Comme tous les trois mois, le bureau de Marcus Pohl, responsable des soins et de l’accompagnement, est entièrement vidé pour faire de la place à l’hygiéniste dentaire. Le fauteuil de dentiste, l’unité de traitement et les instruments sont installés en l’espace d’un quart d’heure. Puis l’hygiéniste dentaire lance un coup de fil au deuxième étage et Ursula Ulrich entre bientôt d’un pas mal assuré, mais visiblement de bonne humeur. Âgée de 73 ans, la résidente subit des examens et traitements périodiques. « Bonjour, comment allez-vous ? Avez-vous déjeuné ? » Ursula Ulrich se laisse conduire au fauteuil. Elle a remarqué qu’un nouveau visage lui sourit, ce qui ne va pas de soi, car elle est atteinte de démence.

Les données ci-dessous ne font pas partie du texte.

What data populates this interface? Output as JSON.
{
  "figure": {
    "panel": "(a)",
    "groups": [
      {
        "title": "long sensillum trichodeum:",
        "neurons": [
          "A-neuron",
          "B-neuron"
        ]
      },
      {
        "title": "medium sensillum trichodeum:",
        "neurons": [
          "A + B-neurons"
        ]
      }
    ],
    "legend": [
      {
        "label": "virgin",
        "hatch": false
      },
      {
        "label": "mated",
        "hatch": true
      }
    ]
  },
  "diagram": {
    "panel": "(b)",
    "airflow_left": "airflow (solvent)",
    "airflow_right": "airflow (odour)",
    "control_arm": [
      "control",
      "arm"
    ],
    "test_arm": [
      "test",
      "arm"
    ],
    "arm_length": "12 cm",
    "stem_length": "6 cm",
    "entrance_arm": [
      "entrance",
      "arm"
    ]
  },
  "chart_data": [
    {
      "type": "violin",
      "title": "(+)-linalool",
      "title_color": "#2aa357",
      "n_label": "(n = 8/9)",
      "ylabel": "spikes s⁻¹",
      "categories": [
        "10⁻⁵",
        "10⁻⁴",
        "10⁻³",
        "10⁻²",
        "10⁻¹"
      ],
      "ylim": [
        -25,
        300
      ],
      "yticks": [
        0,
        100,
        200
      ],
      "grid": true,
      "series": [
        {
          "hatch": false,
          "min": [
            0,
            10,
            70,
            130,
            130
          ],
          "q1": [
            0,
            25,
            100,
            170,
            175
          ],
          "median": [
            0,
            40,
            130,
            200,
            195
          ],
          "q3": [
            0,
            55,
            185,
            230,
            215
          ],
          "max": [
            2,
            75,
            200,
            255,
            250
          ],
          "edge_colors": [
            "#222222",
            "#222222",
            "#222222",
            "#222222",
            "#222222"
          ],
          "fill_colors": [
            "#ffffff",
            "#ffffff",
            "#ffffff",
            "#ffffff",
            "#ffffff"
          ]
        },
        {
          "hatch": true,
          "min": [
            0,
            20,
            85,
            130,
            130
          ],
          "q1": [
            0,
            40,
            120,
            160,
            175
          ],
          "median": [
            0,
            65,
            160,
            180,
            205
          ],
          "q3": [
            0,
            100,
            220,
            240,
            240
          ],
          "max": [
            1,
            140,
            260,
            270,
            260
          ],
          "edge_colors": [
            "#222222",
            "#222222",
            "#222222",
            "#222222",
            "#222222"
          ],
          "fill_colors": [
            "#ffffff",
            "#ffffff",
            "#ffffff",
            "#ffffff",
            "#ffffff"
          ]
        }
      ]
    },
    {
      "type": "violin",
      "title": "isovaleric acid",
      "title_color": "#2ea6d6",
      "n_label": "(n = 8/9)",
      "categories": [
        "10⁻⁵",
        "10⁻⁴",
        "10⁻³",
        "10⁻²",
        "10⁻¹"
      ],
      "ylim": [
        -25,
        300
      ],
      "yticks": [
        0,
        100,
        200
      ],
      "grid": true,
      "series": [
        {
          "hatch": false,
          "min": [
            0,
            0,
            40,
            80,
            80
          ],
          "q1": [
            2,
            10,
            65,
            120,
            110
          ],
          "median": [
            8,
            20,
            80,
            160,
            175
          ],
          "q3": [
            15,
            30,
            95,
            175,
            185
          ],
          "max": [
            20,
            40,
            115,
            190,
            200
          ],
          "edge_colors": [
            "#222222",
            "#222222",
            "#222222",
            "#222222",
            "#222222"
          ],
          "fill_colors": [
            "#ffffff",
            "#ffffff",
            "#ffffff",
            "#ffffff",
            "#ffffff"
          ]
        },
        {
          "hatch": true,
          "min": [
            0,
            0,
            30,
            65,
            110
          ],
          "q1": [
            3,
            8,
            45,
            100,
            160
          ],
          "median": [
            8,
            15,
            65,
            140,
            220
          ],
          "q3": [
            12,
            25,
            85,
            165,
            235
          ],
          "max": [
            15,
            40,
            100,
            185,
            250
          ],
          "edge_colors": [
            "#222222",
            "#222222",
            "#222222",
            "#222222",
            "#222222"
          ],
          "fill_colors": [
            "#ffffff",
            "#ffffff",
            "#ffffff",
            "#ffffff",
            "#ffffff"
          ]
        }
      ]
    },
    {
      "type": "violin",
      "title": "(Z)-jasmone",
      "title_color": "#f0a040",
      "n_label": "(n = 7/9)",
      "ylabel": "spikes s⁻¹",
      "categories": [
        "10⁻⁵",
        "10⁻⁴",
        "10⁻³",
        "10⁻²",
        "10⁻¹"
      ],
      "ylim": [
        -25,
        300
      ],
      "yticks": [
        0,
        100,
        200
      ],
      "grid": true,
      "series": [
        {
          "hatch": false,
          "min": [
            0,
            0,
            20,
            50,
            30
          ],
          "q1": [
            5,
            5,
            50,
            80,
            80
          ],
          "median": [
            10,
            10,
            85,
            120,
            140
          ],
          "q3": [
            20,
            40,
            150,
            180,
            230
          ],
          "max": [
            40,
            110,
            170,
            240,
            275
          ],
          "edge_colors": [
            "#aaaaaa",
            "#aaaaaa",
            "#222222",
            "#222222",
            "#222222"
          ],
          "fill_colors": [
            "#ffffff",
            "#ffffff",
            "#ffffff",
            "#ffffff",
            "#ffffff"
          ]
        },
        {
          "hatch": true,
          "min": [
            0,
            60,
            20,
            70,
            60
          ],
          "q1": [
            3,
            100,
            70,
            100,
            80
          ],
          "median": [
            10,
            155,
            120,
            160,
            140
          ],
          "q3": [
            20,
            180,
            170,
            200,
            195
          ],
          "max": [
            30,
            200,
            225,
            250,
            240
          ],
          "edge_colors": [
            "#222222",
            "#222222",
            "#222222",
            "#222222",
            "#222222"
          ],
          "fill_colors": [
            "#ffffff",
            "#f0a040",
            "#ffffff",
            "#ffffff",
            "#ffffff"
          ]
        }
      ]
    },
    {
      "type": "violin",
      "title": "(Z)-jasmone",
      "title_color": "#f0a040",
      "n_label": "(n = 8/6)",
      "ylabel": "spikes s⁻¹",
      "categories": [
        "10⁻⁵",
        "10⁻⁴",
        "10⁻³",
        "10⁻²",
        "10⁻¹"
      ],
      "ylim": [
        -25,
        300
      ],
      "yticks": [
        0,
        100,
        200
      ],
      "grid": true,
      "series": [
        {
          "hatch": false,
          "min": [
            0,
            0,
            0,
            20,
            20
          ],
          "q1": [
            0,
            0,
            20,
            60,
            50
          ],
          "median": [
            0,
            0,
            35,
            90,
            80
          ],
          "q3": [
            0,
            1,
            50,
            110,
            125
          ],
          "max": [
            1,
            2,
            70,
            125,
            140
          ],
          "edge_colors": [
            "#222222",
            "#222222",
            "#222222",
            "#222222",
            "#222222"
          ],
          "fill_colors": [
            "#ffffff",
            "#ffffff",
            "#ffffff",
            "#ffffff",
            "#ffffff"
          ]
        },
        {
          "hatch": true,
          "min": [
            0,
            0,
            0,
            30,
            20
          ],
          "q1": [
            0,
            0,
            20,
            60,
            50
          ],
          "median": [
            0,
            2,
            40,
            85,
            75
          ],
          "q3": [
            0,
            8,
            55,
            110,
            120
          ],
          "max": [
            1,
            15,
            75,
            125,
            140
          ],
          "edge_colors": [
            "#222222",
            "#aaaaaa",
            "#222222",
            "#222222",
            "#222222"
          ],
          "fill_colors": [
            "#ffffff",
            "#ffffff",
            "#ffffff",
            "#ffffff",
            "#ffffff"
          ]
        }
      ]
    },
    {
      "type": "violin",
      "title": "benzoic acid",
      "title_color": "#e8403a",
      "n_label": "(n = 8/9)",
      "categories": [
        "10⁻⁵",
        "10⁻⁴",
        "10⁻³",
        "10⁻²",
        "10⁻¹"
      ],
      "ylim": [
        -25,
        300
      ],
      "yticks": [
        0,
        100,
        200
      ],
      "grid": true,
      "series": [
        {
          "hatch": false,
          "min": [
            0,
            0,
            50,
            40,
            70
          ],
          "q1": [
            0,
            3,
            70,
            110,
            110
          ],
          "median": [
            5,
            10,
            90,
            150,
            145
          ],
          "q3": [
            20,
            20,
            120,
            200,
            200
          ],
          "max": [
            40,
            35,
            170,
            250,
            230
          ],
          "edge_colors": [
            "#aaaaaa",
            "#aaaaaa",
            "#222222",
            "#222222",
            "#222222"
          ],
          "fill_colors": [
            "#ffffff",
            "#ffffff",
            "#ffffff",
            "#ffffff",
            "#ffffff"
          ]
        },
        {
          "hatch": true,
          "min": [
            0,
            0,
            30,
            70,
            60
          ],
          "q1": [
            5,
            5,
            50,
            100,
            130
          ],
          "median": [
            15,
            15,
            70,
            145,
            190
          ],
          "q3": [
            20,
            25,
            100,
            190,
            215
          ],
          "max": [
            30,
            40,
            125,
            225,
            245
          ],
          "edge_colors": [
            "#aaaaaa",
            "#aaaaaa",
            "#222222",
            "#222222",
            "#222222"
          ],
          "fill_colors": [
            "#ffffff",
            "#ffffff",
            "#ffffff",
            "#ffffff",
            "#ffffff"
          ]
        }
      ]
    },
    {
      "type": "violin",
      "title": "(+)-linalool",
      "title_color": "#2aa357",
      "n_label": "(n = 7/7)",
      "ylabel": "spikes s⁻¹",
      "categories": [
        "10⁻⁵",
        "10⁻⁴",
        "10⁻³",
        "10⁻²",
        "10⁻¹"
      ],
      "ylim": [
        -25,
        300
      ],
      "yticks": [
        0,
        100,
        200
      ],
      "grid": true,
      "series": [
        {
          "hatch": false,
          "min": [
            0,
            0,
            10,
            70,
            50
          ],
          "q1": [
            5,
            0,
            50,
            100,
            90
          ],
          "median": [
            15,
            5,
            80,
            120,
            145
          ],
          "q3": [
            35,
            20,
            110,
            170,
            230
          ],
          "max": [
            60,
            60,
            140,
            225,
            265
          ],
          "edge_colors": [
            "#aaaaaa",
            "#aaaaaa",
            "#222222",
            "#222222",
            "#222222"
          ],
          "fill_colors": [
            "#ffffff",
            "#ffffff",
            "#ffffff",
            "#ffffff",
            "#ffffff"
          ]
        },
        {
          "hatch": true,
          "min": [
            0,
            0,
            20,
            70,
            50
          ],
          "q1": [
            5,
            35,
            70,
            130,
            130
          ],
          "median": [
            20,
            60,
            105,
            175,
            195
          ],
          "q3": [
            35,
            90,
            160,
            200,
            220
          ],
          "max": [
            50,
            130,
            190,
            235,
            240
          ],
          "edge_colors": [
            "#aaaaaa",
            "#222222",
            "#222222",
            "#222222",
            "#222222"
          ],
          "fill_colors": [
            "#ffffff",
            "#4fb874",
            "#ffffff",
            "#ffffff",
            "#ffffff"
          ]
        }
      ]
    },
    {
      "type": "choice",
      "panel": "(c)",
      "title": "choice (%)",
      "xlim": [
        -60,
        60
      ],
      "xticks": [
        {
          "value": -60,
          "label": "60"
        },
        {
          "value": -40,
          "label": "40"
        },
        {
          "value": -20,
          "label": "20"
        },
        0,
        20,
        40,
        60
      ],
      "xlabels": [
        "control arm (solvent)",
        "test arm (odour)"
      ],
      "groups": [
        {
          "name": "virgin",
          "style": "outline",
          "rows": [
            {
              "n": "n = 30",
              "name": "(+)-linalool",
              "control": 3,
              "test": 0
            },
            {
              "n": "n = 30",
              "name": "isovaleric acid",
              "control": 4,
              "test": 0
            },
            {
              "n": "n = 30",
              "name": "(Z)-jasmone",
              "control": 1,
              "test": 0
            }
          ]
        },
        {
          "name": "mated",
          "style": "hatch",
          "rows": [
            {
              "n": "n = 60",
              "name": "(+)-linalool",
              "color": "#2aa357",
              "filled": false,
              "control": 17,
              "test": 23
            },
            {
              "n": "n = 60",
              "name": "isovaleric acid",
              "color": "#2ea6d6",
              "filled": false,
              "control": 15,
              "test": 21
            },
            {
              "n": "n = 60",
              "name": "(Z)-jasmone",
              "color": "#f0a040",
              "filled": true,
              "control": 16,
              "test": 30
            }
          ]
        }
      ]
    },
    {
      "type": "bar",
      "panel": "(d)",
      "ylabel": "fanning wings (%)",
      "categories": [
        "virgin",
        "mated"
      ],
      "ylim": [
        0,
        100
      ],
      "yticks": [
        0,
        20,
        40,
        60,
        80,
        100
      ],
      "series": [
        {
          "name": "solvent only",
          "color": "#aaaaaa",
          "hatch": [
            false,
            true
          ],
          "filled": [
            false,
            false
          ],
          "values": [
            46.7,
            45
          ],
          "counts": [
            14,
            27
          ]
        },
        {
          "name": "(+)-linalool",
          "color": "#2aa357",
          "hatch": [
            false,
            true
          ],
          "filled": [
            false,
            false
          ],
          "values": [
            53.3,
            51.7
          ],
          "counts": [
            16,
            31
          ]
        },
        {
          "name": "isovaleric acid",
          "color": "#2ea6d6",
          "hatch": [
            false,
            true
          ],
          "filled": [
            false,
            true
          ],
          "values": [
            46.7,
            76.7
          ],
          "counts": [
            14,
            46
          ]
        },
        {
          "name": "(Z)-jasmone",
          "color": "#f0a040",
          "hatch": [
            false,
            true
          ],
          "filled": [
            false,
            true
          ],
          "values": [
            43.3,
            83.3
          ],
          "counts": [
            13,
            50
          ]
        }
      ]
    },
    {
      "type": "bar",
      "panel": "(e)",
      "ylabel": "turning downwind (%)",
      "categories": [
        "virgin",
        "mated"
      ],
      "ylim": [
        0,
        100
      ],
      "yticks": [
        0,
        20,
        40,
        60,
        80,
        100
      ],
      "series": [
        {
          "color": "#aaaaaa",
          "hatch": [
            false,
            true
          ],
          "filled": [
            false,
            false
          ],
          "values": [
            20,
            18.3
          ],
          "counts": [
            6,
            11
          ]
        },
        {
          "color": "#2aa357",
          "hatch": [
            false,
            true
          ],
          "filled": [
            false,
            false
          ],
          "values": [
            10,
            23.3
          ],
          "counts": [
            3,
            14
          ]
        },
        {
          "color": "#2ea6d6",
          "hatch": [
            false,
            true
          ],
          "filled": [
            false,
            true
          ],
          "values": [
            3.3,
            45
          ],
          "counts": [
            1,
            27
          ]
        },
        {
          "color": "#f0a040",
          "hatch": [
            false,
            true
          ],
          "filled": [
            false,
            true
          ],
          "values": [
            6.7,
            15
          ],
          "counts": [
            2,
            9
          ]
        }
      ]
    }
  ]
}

L’hygiène dentaire à titre de prévention
Avec l’âge, les consultations chez le médecin ont tendance à augmenter, celles chez le dentiste à diminuer. Si la démence s’ajoute au tableau, les visites dentaires peuvent même être complètement oubliées. « Les dommages à la dentition sont alors repérés trop tard et nécessitent l’intervention du dentiste », témoigne Stephanie Casparis qui a constaté le mauvais état des dents et de la bouche des personnes âgées lorsqu’elle travaillait comme chirurgienne stomatologue. Convaincue que le recours à une intervention sophistiquée et douloureuse peut souvent être évitée, elle a commencé à se rendre dans les EMS. « Mais pas en qualité de dentiste, car les hygiénistes dentaires sont en mesure de poser un diagnostic dentaire. » Elles sont aussi en mesure de traiter les inflammations et de déterminer si la visite chez le dentiste est impérative.
Les cinq hygiénistes dentaires savent comment s’adresser à des personnes atteintes de démence. Chaque visite fait l’objet d’un briefing : la personne porte-t-elle une prothèse ou un implant ? Prend-elle des médicaments qui réduisent la production de salive et s’accompagnent donc de problèmes alimentaires ? L’examen se poursuit, une dent après l’autre. Stephanie Casparis coordonne les visites et établit les rapports pour le personnel soignant et les proches. Pour les personnes touchées, deux traitements sont pris en charge par an au titre des prestations complémentaires, sans demande préalable.
Souplesse bienvenue
Marcus Pohl ne voit que des bénéfices à cette solution : « On va vers les gens et si une personne ne peut pas marcher, l’hygiéniste dentaire la traite dans son lit. » Au centre de compétence Lebensqualität Schönbühl à Schaffhouse, près d’un tiers des résidents font appel à ce service. Une solution optimale, en particulier pour les personnes atteintes de démence, parce que l’équipe est formée pour les traiter et prend le temps nécessaire, ce qui n’est pas toujours le cas dans un cabinet ordinaire. Et Marcus Pohl de poursuivre : « Si un résident n’est pas en forme le matin, le rendez-vous est reporté à l’après-midi. Les proches apprécient ce service et au final, la prévention est meilleur marché. Sans compter que manger sans douleur et mieux articuler, c’est un gain en qualité de vie indéniable. » Le rapport de l’hygiéniste dentaire signale au personnel soignant les points à surveiller en matière d’hygiène dentaire et buccale. « Les urgences nécessitant une visite chez le dentiste sont moins fréquentes. »
Ursula Ulrich subit le traitement pendant un quart d’heure, sans broncher. Soudain, elle ferme la bouche et détourne la tête. L’hygiéniste dentaire réagit immédiatement : « Ça va, Mme Ulrich ? On va faire une pause. » Au bout d’un moment, la patiente se tourne à nouveau vers la soignante et ouvre la bouche dès que l’appareil s’approche d’elle. Encore dix minutes et le contrôle est terminé. Ursula Ulrich est détendue comme après une sortie au restaurant et prend congé en répétant plusieurs fois « merci », contente de ne pas avoir dû subir de transport fastidieux pour se rendre dans un cabinet dentaire extérieur.